Walker agreed with his fellow prospective candidates calling for overhauling the H-2A program that farmers use to import workers, primarily from Mexico. “H-2A is a mess, a bureaucratic mess for a lot of farmers,” Walker said.
On another hot-button issue for conservatives, Walker touted his state’s requirement that able-bodied food-stamp recipients who don’t have children sign up for employment programs if they want to keep receiving the benefits. “ I want to make sure they have the skills to get a job,” he said.The 2014 farm bill authorized a series of state-run pilot projects to test varying approaches to such welfare-to-work efforts.

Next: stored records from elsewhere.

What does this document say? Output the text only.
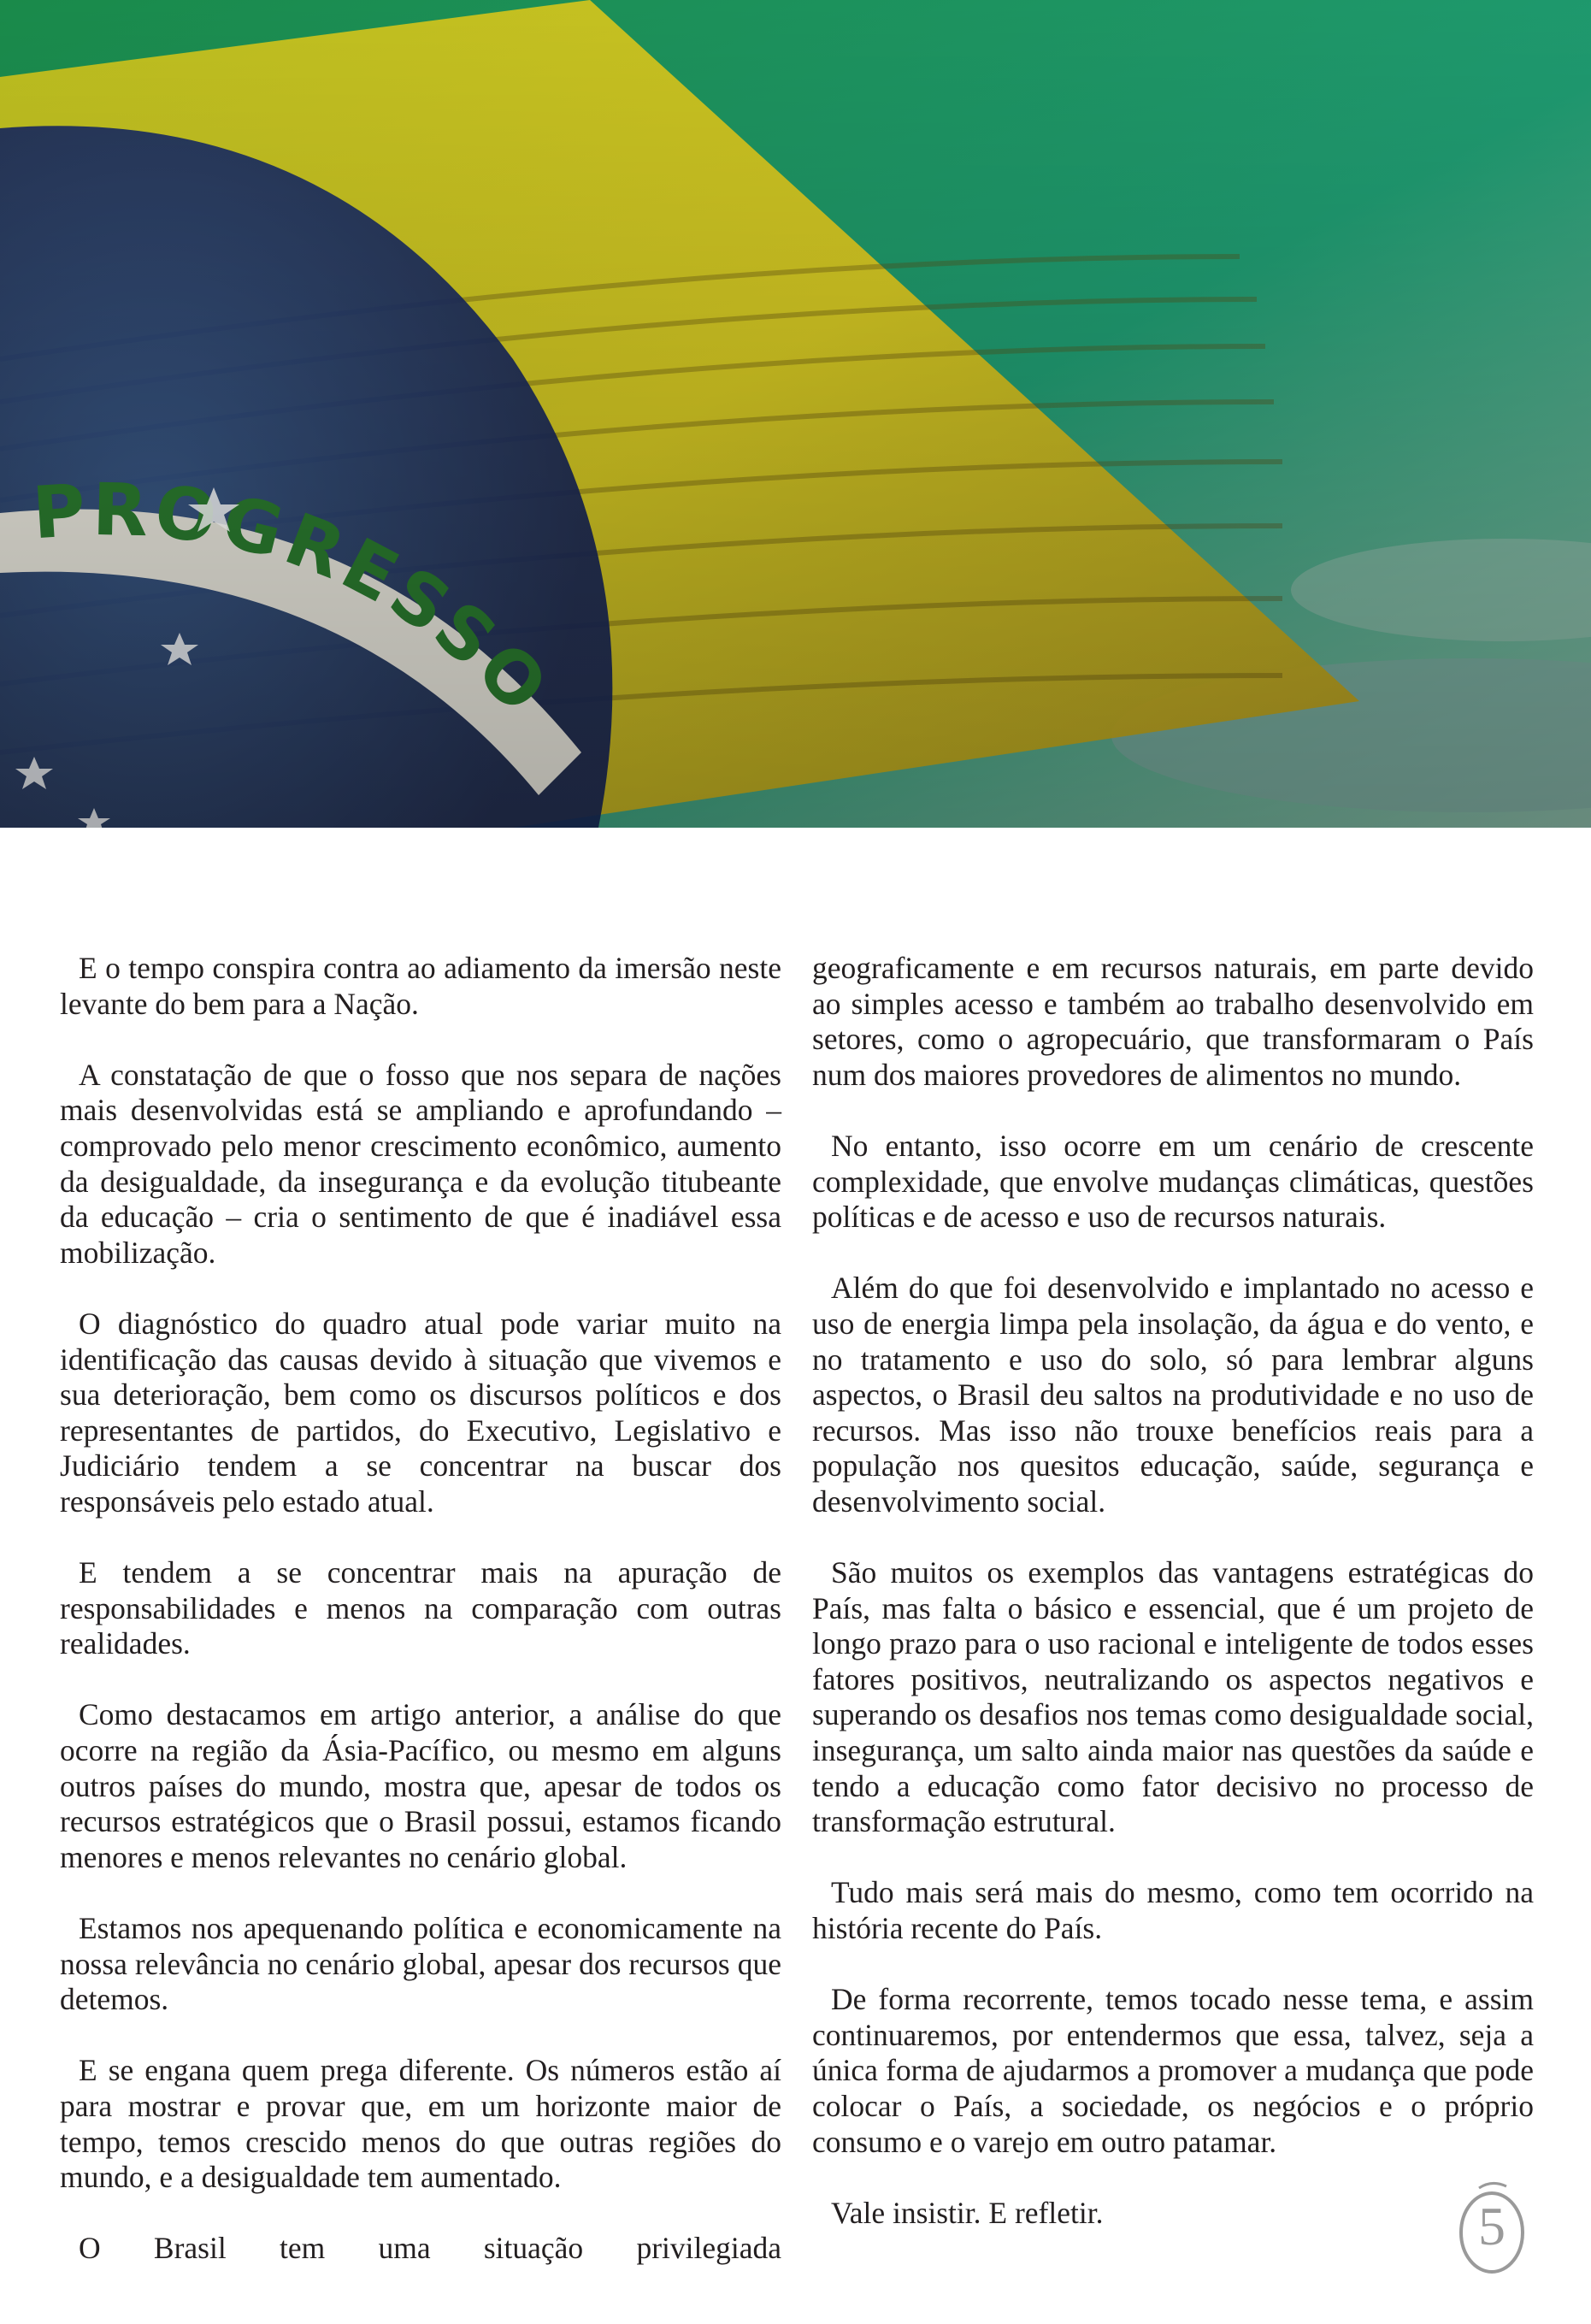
E o tempo conspira contra ao adiamento da imersão neste levante do bem para a Nação.

A constatação de que o fosso que nos separa de nações mais desenvolvidas está se ampliando e aprofundando – comprovado pelo menor crescimento econômico, aumento da desigualdade, da insegurança e da evolução titubeante da educação – cria o sentimento de que é inadiável essa mobilização.

O diagnóstico do quadro atual pode variar muito na identificação das causas devido à situação que vivemos e sua deterioração, bem como os discursos políticos e dos representantes de partidos, do Executivo, Legislativo e Judiciário tendem a se concentrar na buscar dos responsáveis pelo estado atual.

E tendem a se concentrar mais na apuração de responsabilidades e menos na comparação com outras realidades.

Como destacamos em artigo anterior, a análise do que ocorre na região da Ásia-Pacífico, ou mesmo em alguns outros países do mundo, mostra que, apesar de todos os recursos estratégicos que o Brasil possui, estamos ficando menores e menos relevantes no cenário global.

Estamos nos apequenando política e economicamente na nossa relevância no cenário global, apesar dos recursos que detemos.

E se engana quem prega diferente. Os números estão aí para mostrar e provar que, em um horizonte maior de tempo, temos crescido menos do que outras regiões do mundo, e a desigualdade tem aumentado.

O Brasil tem uma situação privilegiada

geograficamente e em recursos naturais, em parte devido ao simples acesso e também ao trabalho desenvolvido em setores, como o agropecuário, que transformaram o País num dos maiores provedores de alimentos no mundo.

No entanto, isso ocorre em um cenário de crescente complexidade, que envolve mudanças climáticas, questões políticas e de acesso e uso de recursos naturais.

Além do que foi desenvolvido e implantado no acesso e uso de energia limpa pela insolação, da água e do vento, e no tratamento e uso do solo, só para lembrar alguns aspectos, o Brasil deu saltos na produtividade e no uso de recursos. Mas isso não trouxe benefícios reais para a população nos quesitos educação, saúde, segurança e desenvolvimento social.

São muitos os exemplos das vantagens estratégicas do País, mas falta o básico e essencial, que é um projeto de longo prazo para o uso racional e inteligente de todos esses fatores positivos, neutralizando os aspectos negativos e superando os desafios nos temas como desigualdade social, insegurança, um salto ainda maior nas questões da saúde e tendo a educação como fator decisivo no processo de transformação estrutural.

Tudo mais será mais do mesmo, como tem ocorrido na história recente do País.

De forma recorrente, temos tocado nesse tema, e assim continuaremos, por entendermos que essa, talvez, seja a única forma de ajudarmos a promover a mudança que pode colocar o País, a sociedade, os negócios e o próprio consumo e o varejo em outro patamar.

Vale insistir. E refletir.	5
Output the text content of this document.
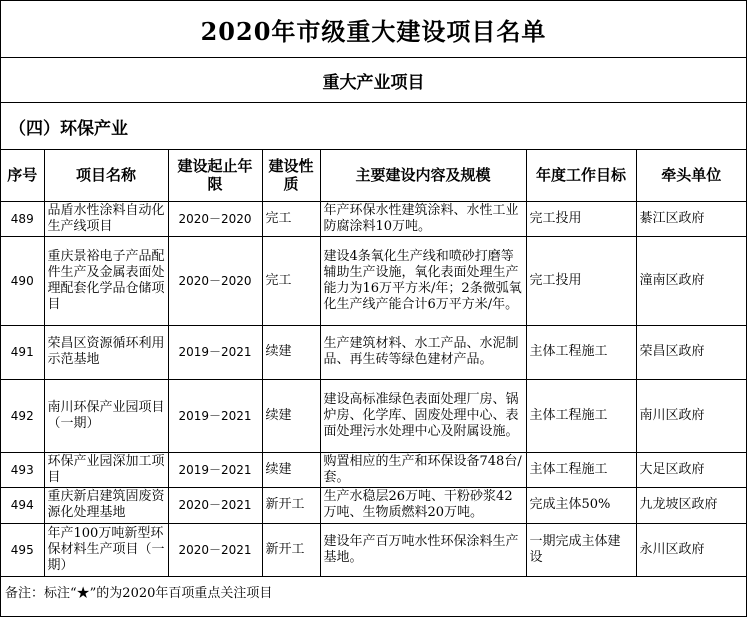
2020年市级重大建设项目名单
重大产业项目
（四）环保产业
序号	项目名称	建设起止年限	建设性质	主要建设内容及规模	年度工作目标	牵头单位
489	品盾水性涂料自动化生产线项目	2020－2020	完工	年产环保水性建筑涂料、水性工业防腐涂料10万吨。	完工投用	綦江区政府
490	重庆景裕电子产品配件生产及金属表面处理配套化学品仓储项目	2020－2020	完工	建设4条氧化生产线和喷砂打磨等辅助生产设施，氧化表面处理生产能力为16万平方米/年；2条微弧氧化生产线产能合计6万平方米/年。	完工投用	潼南区政府
491	荣昌区资源循环利用示范基地	2019－2021	续建	生产建筑材料、水工产品、水泥制品、再生砖等绿色建材产品。	主体工程施工	荣昌区政府
492	南川环保产业园项目（一期）	2019－2021	续建	建设高标准绿色表面处理厂房、锅炉房、化学库、固废处理中心、表面处理污水处理中心及附属设施。	主体工程施工	南川区政府
493	环保产业园深加工项目	2019－2021	续建	购置相应的生产和环保设备748台/套。	主体工程施工	大足区政府
494	重庆新启建筑固废资源化处理基地	2020－2021	新开工	生产水稳层26万吨、干粉砂浆42万吨、生物质燃料20万吨。	完成主体50%	九龙坡区政府
495	年产100万吨新型环保材料生产项目（一期）	2020－2021	新开工	建设年产百万吨水性环保涂料生产基地。	一期完成主体建设	永川区政府
备注：标注“★”的为2020年百项重点关注项目
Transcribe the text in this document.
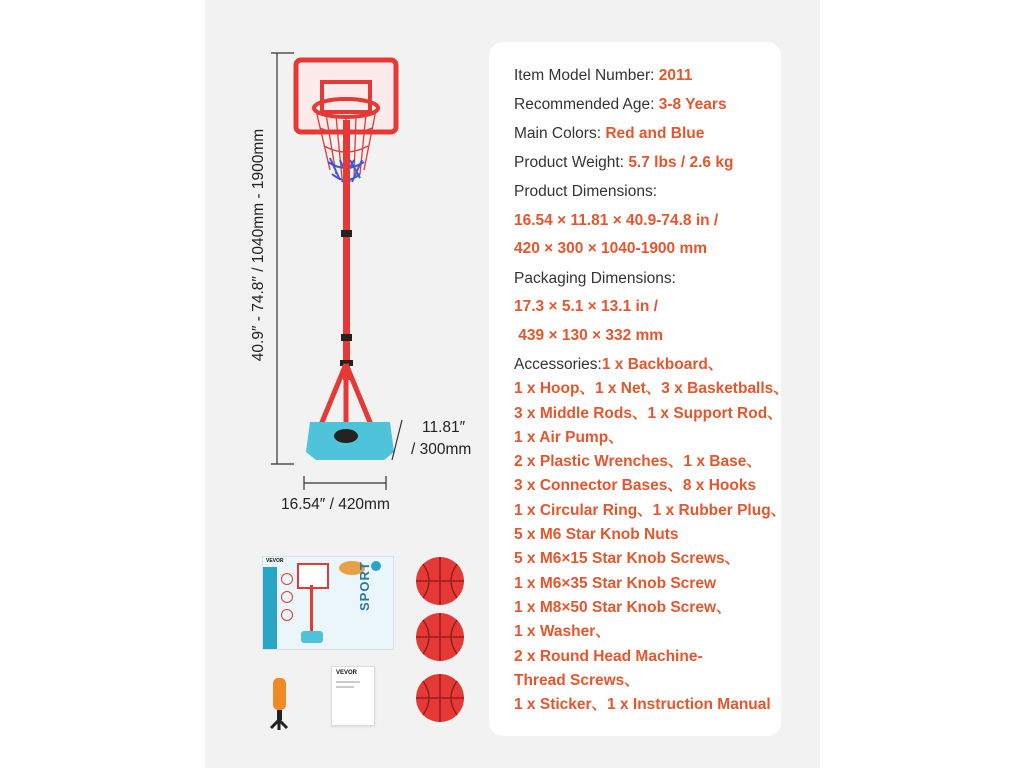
40.9″ - 74.8″ / 1040mm - 1900mm
11.81″
/ 300mm
16.54″ / 420mm
VEVOR
SPORT
VEVOR
Item Model Number: 2011
Recommended Age: 3-8 Years
Main Colors: Red and Blue
Product Weight: 5.7 lbs / 2.6 kg
Product Dimensions:
16.54 × 11.81 × 40.9-74.8 in /
420 × 300 × 1040-1900 mm
Packaging Dimensions:
17.3 × 5.1 × 13.1 in /
439 × 130 × 332 mm
Accessories:1 x Backboard、
1 x Hoop、1 x Net、3 x Basketballs、
3 x Middle Rods、1 x Support Rod、
1 x Air Pump、
2 x Plastic Wrenches、1 x Base、
3 x Connector Bases、8 x Hooks
1 x Circular Ring、1 x Rubber Plug、
5 x M6 Star Knob Nuts
5 x M6×15 Star Knob Screws、
1 x M6×35 Star Knob Screw
1 x M8×50 Star Knob Screw、
1 x Washer、
2 x Round Head Machine-
Thread Screws、
1 x Sticker、1 x Instruction Manual
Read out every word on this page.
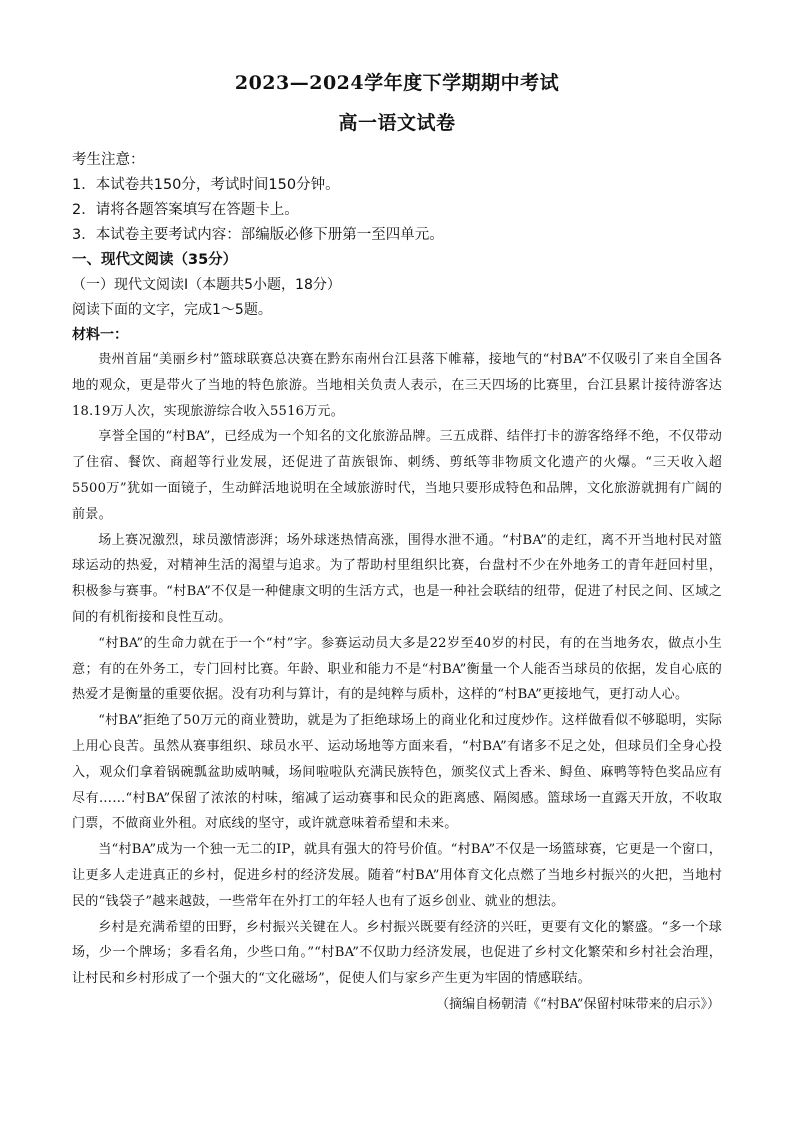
2023—2024学年度下学期期中考试
高一语文试卷

考生注意：

1．本试卷共150分，考试时间150分钟。

2．请将各题答案填写在答题卡上。

3．本试卷主要考试内容：部编版必修下册第一至四单元。

一、现代文阅读（35分）

（一）现代文阅读Ⅰ（本题共5小题，18分）

阅读下面的文字，完成1～5题。

材料一：

贵州首届“美丽乡村”篮球联赛总决赛在黔东南州台江县落下帷幕，接地气的“村BA”不仅吸引了来自全国各地的观众，更是带火了当地的特色旅游。当地相关负责人表示，在三天四场的比赛里，台江县累计接待游客达18.19万人次，实现旅游综合收入5516万元。

享誉全国的“村BA”，已经成为一个知名的文化旅游品牌。三五成群、结伴打卡的游客络绎不绝，不仅带动了住宿、餐饮、商超等行业发展，还促进了苗族银饰、刺绣、剪纸等非物质文化遗产的火爆。“三天收入超5500万”犹如一面镜子，生动鲜活地说明在全域旅游时代，当地只要形成特色和品牌，文化旅游就拥有广阔的前景。

场上赛况激烈，球员激情澎湃；场外球迷热情高涨，围得水泄不通。“村BA”的走红，离不开当地村民对篮球运动的热爱，对精神生活的渴望与追求。为了帮助村里组织比赛，台盘村不少在外地务工的青年赶回村里，积极参与赛事。“村BA”不仅是一种健康文明的生活方式，也是一种社会联结的纽带，促进了村民之间、区域之间的有机衔接和良性互动。

“村BA”的生命力就在于一个“村”字。参赛运动员大多是22岁至40岁的村民，有的在当地务农，做点小生意；有的在外务工，专门回村比赛。年龄、职业和能力不是“村BA”衡量一个人能否当球员的依据，发自心底的热爱才是衡量的重要依据。没有功利与算计，有的是纯粹与质朴，这样的“村BA”更接地气，更打动人心。

“村BA”拒绝了50万元的商业赞助，就是为了拒绝球场上的商业化和过度炒作。这样做看似不够聪明，实际上用心良苦。虽然从赛事组织、球员水平、运动场地等方面来看，“村BA”有诸多不足之处，但球员们全身心投入，观众们拿着锅碗瓢盆助威呐喊，场间啦啦队充满民族特色，颁奖仪式上香米、鲟鱼、麻鸭等特色奖品应有尽有……“村BA”保留了浓浓的村味，缩减了运动赛事和民众的距离感、隔阂感。篮球场一直露天开放，不收取门票，不做商业外租。对底线的坚守，或许就意味着希望和未来。

当“村BA”成为一个独一无二的IP，就具有强大的符号价值。“村BA”不仅是一场篮球赛，它更是一个窗口，让更多人走进真正的乡村，促进乡村的经济发展。随着“村BA”用体育文化点燃了当地乡村振兴的火把，当地村民的“钱袋子”越来越鼓，一些常年在外打工的年轻人也有了返乡创业、就业的想法。

乡村是充满希望的田野，乡村振兴关键在人。乡村振兴既要有经济的兴旺，更要有文化的繁盛。“多一个球场，少一个牌场；多看名角，少些口角。”“村BA”不仅助力经济发展，也促进了乡村文化繁荣和乡村社会治理，让村民和乡村形成了一个强大的“文化磁场”，促使人们与家乡产生更为牢固的情感联结。

（摘编自杨朝清《“村BA”保留村味带来的启示》）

Walker at one point seemed unable to recall the name of Nobel Peace Prize laureate Norman Borlaug, the plant breeder who is an Iowa hero, in arguing why biotechnology is useful and mandatory labeling of GMOs would be a bad idea.
“That gives a false impression that somehow something’s different,” Walker said of GMO labeling.
Bill Couser, who produces corn, soybeans and cattle north of Des Moines as well as being in the ethanol business, said the summit allowed Iowa agriculture to force candidates to go on record on the RFS, the bottom-line issue for Iowa agriculture.
“Iowa has made a statement. We’ve drawn a line in the sand. You help me. We’ll help you,” said Couser, who is co-chair of America's Renewable Future, an Iowa-based coalition.
The other potential GOP candidates who attended the summit were New Jersey Gov. Chris Christie, former Arkansas Gov. Mike Huckabee, Texas Gov. Ted Cruz, former Texas Gov. Rick Perry, South Carolina Sen. Lindsey Graham, former New York Gov. George Pataki and former Pennsylvania Sen. Rick Santorum.
Graham may well have been crowd favorite as he frequently cracked jokes and sometimes spoke directly to the audience. At one point, addressing immigration, he quipped that Canadians were welcome in South Carolina because they come in the winter when “nobody else will go swimming" and then return home.
About 270 to 280 journalists attended the event.